We account for income taxes under the liability method whereby deferred tax assets and liabilities are measured using enacted tax laws and rates expected to apply to taxable income in the years in which the assets and liabilities are expected to be recovered or settled. The effects on deferred tax assets and liabilities of subsequent changes in the tax laws and rates are recognized in income during the year the changes are enacted.

In assessing the realizability of deferred tax assets, we consider whether it is more-likely-than-not that some portion or all of the deferred tax assets will not be realized. The ultimate realization of deferred tax assets is dependent upon the generation of future taxable income during the periods in which those temporary differences become deductible. Management considers the scheduled reversal of deferred tax liabilities, projected future taxable income, and tax planning strategies in making this assessment.

We follow the applicable authoritative guidance with respect to the accounting for uncertainty in income taxes recognized in our consolidated financial statements. It prescribes a recognition threshold and measurement attribute for the financial statement recognition and measurement of a tax position taken, or expected to be taken, in a tax return. We record any interest and penalties associated as additional income tax expense in the consolidated statements of operations.

Leases

The Company is the lessee in a significant real estate portfolio, primarily through ground leases (the Company leases the land and generally owns the building) and through leases of land and buildings. The Company records a right of use (“ROU”) asset and lease liability based on the present value of the Company’s estimated future minimum lease payments over the lease term.
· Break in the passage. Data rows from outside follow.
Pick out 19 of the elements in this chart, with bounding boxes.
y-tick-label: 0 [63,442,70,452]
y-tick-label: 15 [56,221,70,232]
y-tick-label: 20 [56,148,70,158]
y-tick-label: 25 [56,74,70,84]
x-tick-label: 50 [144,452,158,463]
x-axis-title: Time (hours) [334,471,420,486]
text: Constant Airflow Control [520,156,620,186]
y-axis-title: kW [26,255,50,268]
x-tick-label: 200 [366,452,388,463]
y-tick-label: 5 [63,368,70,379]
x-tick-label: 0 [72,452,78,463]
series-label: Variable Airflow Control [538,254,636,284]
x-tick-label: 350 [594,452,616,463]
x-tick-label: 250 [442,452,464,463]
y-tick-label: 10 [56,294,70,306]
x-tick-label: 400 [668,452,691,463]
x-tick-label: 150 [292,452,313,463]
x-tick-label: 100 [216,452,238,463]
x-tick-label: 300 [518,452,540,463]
In determining the initial lease term, the Company generally does not include periods covered by renewal options, as the Company does not believe these renewal options are reasonably assured of being exercised. These judgments may produce materially different amounts of depreciation, amortization, and rent expense than would be reported if different assumed lease terms were used.

If a lease does not provide enough information to determine the implicit interest rate in the agreements, the Company uses its incremental borrowing rate in calculating the lease liability. The Company determines its incremental borrowing rate for each lease by reference to yield rates on collateralized debt issuances, which approximates borrowings on a collateralized basis, by companies of a similar credit rating as the Company, with adjustments for differences in years to maturity and implied company-specific credit spreads.

Application of New Accounting Standards

See Note 2 of the consolidated financial statements for a discussion of recently issued accounting standards applicable to the Company.